Canadian human rights expert and anti-poverty advocate Leilani Farha will be the next United Nations' Special Rapporteur on the Right to Adequate Housing. Leilani, Executive Director of Canada Without Poverty ­/Canada Sans Pauvrete, has worked in Canada and internationally on housing and human rights issues for 20 years. At the UN level, she helped to create the first human rights standards on women and the right to adequate housing. In Canada, she has worked with non-governmental groups across the country on a variety of initiatives including, most recently, an historic legal challenge to the federal government on the right to housing for those who are homeless.

Leilani is recognized as being smart, capable and effective in advancing a rights-based agenda ­ and her candidacy was supported by a range of non-governmental groups in Canada and internationally. As a UN Special Rapporteur, Leilani will be an independent expert responsible for globally monitoring the status of the right to adequate housing, responding to alleged violations of this right, and representing the United Nations on visits to review housing conditions on official fact-finding missions to countries around the world. She has been appointed for a three-year mandate. She will continue in her national work in Canada tackling the root causes of poverty and inequality.

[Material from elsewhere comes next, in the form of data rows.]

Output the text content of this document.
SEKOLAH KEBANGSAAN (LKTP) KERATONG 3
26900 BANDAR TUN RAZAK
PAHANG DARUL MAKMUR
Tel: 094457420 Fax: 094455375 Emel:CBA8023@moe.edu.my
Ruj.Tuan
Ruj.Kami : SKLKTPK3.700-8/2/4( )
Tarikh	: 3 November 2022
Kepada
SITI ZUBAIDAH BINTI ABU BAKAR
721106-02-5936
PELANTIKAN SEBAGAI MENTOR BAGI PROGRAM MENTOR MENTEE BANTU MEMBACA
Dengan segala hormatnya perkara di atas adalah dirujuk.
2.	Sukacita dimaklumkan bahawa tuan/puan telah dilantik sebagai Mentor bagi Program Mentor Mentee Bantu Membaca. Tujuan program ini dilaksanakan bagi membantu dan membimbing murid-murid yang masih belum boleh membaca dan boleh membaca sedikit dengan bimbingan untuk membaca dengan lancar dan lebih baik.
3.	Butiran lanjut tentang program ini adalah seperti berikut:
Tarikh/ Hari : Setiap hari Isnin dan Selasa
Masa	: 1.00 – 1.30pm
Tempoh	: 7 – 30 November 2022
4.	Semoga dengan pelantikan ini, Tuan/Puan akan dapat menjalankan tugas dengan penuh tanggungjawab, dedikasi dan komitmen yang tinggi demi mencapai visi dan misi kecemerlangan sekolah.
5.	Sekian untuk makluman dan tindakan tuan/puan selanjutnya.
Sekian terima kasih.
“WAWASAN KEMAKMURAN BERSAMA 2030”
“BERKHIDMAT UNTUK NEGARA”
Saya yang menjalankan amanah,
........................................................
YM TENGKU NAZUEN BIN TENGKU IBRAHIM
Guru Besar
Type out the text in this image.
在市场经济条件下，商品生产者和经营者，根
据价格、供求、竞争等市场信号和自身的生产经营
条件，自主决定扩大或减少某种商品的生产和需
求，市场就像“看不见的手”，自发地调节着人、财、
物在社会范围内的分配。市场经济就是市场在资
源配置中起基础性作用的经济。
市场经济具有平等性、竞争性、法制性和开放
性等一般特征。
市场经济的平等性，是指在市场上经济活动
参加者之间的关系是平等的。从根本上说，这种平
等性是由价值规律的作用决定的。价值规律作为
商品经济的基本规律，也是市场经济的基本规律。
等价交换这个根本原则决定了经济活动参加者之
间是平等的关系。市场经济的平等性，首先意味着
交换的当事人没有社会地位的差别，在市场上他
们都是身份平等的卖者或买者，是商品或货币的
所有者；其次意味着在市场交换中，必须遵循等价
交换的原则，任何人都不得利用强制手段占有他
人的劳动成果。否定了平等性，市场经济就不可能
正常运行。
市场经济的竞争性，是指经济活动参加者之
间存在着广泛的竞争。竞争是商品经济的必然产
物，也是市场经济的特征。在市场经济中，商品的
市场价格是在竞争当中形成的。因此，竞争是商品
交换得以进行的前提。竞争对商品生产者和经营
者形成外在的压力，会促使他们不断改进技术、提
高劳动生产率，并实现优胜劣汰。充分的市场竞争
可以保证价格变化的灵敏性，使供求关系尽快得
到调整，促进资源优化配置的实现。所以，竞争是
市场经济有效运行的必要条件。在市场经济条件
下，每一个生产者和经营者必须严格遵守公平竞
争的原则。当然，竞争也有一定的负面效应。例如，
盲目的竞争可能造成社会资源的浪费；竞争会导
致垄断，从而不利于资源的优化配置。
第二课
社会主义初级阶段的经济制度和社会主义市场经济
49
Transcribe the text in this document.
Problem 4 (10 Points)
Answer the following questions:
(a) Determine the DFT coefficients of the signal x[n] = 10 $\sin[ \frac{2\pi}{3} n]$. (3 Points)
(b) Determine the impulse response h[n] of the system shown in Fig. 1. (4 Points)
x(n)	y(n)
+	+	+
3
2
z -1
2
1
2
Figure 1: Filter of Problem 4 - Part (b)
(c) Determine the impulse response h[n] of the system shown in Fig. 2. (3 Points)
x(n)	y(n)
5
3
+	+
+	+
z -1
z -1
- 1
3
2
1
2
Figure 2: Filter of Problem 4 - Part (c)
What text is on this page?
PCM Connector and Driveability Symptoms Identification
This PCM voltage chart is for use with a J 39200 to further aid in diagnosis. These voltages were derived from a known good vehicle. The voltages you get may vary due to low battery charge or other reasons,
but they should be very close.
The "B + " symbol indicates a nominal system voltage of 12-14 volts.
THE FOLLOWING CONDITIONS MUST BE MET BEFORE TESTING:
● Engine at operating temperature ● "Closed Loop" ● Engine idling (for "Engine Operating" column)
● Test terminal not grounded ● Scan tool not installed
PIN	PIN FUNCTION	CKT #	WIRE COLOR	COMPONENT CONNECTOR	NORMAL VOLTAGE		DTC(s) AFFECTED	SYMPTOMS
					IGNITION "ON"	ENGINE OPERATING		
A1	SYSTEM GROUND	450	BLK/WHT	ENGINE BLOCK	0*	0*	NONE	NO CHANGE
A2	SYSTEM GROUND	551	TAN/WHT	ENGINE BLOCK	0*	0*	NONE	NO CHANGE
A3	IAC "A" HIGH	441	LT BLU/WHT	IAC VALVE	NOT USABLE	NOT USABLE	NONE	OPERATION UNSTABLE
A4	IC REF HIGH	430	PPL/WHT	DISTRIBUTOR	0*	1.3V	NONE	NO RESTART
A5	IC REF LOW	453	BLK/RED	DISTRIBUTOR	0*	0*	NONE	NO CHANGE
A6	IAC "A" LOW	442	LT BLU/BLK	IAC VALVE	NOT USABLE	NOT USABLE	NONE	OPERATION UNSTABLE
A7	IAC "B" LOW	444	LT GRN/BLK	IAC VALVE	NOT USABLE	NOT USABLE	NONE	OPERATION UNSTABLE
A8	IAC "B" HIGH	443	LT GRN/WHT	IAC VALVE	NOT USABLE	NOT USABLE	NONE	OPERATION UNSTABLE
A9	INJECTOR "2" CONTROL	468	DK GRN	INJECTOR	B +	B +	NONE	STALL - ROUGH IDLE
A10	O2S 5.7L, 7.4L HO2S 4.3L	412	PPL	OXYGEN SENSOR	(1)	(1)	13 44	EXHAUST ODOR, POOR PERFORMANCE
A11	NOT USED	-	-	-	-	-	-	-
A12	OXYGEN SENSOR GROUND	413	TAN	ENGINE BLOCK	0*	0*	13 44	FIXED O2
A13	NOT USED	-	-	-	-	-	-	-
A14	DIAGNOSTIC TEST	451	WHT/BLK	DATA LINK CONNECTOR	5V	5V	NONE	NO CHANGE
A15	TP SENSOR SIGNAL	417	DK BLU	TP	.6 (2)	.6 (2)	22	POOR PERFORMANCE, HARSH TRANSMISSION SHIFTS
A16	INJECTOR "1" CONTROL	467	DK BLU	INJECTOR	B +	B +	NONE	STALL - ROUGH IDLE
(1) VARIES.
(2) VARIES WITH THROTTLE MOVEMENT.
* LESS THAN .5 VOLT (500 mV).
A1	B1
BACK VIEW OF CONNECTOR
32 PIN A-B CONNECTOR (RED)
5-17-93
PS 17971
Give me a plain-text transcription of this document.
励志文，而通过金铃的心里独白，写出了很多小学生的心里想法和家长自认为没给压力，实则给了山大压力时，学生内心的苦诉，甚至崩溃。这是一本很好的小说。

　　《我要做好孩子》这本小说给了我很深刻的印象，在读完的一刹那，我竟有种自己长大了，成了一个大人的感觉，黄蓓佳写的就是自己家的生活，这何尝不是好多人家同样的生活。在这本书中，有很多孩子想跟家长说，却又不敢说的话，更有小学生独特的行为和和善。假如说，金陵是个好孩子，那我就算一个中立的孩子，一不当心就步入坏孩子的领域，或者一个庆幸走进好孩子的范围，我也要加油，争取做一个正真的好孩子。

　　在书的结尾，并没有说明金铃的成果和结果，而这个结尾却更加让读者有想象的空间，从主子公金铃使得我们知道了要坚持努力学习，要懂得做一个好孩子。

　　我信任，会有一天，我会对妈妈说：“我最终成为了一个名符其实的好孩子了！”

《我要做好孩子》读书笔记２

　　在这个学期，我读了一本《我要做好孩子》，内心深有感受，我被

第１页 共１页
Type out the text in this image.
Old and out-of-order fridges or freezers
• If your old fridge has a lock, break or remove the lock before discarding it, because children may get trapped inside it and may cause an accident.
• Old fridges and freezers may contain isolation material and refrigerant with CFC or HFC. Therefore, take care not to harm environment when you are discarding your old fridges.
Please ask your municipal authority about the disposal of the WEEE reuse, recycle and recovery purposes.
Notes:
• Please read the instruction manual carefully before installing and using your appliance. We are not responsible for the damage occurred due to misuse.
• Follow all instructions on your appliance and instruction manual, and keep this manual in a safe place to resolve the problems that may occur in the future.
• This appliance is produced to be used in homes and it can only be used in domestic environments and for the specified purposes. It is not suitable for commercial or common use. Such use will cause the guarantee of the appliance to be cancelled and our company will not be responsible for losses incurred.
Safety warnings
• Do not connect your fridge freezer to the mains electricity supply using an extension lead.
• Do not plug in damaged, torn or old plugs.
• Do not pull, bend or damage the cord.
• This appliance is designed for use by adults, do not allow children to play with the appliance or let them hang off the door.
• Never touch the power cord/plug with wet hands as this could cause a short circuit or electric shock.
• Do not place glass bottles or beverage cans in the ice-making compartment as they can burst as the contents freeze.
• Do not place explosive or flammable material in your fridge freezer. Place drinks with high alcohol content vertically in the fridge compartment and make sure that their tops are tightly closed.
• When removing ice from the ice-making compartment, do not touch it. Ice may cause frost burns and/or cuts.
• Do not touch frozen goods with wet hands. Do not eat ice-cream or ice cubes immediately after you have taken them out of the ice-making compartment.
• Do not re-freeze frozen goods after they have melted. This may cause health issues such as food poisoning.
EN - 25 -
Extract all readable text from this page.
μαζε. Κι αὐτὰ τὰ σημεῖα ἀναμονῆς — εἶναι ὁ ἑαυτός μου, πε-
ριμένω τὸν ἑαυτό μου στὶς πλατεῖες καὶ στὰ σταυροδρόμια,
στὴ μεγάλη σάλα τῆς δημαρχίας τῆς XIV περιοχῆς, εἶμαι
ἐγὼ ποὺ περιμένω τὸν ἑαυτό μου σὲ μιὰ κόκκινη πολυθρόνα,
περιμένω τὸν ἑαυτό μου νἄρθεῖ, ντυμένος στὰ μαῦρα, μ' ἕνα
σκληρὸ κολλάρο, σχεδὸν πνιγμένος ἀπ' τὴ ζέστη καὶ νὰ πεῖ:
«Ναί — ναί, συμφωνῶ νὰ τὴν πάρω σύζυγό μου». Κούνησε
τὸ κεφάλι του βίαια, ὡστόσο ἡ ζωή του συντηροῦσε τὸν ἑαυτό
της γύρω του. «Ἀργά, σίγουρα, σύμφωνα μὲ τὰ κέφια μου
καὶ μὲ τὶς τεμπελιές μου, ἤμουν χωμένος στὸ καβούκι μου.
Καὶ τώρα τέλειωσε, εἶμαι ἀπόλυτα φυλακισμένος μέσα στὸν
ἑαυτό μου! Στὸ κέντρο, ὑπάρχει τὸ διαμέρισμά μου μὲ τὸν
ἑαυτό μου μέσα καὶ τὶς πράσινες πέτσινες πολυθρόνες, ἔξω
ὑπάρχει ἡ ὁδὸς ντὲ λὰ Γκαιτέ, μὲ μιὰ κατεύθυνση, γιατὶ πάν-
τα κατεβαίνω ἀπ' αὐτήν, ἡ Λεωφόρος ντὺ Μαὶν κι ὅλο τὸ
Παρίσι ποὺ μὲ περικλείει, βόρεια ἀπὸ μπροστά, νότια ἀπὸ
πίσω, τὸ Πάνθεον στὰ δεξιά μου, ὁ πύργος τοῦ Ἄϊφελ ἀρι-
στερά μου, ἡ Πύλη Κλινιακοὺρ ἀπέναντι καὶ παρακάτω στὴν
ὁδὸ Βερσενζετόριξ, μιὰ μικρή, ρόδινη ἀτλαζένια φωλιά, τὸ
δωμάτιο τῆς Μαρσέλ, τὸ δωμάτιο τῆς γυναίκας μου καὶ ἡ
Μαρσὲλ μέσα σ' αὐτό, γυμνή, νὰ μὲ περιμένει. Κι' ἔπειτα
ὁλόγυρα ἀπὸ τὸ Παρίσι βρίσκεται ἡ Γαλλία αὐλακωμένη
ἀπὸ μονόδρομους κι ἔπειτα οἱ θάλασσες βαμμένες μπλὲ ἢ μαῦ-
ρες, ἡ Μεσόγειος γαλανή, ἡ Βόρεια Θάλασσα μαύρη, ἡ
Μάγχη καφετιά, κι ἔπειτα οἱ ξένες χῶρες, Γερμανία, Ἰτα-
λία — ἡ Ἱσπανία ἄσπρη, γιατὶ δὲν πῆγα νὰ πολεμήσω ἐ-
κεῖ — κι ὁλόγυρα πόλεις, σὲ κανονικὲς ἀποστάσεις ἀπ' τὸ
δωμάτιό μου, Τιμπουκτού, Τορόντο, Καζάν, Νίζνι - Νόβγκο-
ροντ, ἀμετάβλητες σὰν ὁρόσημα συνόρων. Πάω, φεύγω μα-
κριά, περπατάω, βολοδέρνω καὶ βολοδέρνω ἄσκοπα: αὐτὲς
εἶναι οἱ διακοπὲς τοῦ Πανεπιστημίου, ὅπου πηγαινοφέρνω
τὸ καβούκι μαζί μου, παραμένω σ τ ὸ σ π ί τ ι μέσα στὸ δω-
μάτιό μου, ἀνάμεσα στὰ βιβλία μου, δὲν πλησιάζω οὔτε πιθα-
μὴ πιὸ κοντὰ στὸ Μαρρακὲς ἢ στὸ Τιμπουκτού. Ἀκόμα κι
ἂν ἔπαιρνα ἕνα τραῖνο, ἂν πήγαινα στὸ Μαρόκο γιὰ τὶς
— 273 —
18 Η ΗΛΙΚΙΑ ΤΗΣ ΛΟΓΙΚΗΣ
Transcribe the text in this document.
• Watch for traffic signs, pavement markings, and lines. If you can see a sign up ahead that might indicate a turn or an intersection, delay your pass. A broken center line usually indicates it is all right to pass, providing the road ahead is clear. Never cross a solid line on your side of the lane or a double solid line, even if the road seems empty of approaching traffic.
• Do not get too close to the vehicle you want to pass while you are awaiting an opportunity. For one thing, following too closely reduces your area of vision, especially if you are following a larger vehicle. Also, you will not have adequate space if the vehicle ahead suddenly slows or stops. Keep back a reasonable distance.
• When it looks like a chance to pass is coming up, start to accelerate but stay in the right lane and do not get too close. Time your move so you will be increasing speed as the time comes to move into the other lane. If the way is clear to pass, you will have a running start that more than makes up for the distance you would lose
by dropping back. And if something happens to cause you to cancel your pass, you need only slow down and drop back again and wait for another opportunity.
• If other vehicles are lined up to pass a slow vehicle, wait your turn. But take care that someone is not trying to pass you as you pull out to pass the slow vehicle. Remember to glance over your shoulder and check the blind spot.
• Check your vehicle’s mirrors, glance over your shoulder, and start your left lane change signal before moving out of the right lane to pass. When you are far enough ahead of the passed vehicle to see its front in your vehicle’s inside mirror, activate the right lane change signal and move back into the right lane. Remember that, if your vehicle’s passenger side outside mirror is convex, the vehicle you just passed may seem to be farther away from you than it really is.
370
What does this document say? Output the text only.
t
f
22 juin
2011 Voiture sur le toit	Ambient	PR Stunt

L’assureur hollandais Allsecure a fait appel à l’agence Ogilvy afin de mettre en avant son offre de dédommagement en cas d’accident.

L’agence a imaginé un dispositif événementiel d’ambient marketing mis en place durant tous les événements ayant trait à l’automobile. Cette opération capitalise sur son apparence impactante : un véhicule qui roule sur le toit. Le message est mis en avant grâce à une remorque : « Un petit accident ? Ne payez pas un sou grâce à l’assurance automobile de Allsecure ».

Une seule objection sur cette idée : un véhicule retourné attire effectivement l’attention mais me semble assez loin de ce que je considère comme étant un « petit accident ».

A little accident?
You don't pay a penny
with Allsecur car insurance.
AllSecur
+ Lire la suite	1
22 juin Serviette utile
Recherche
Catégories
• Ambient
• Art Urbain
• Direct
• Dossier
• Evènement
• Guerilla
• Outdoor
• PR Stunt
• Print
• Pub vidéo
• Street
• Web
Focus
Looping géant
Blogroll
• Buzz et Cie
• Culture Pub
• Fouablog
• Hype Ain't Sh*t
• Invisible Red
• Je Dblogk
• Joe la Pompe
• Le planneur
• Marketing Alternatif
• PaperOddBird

The appointment of Leilani is a special honour for Canada's civil society organizations. She joins two other Canadians recently appointed to UN human rights' positions: Chief Wilton Littlechild was appointed as a Member of the Expert Mechanism on the Rights of Indigenous Peoples, and Francois Crepeau was appointed as the UN Special Rapporteur on the human rights of migrants. Canada has faced tough scrutiny and increasingly sharp criticism for its failure to meet its international housing rights obligations. An official fact-finding mission to Canada in 2007 by a previous Special Rapporteur, Miloon Kothari, led to a detailed indictment of the federal government and its failures to meet international housing rights standards.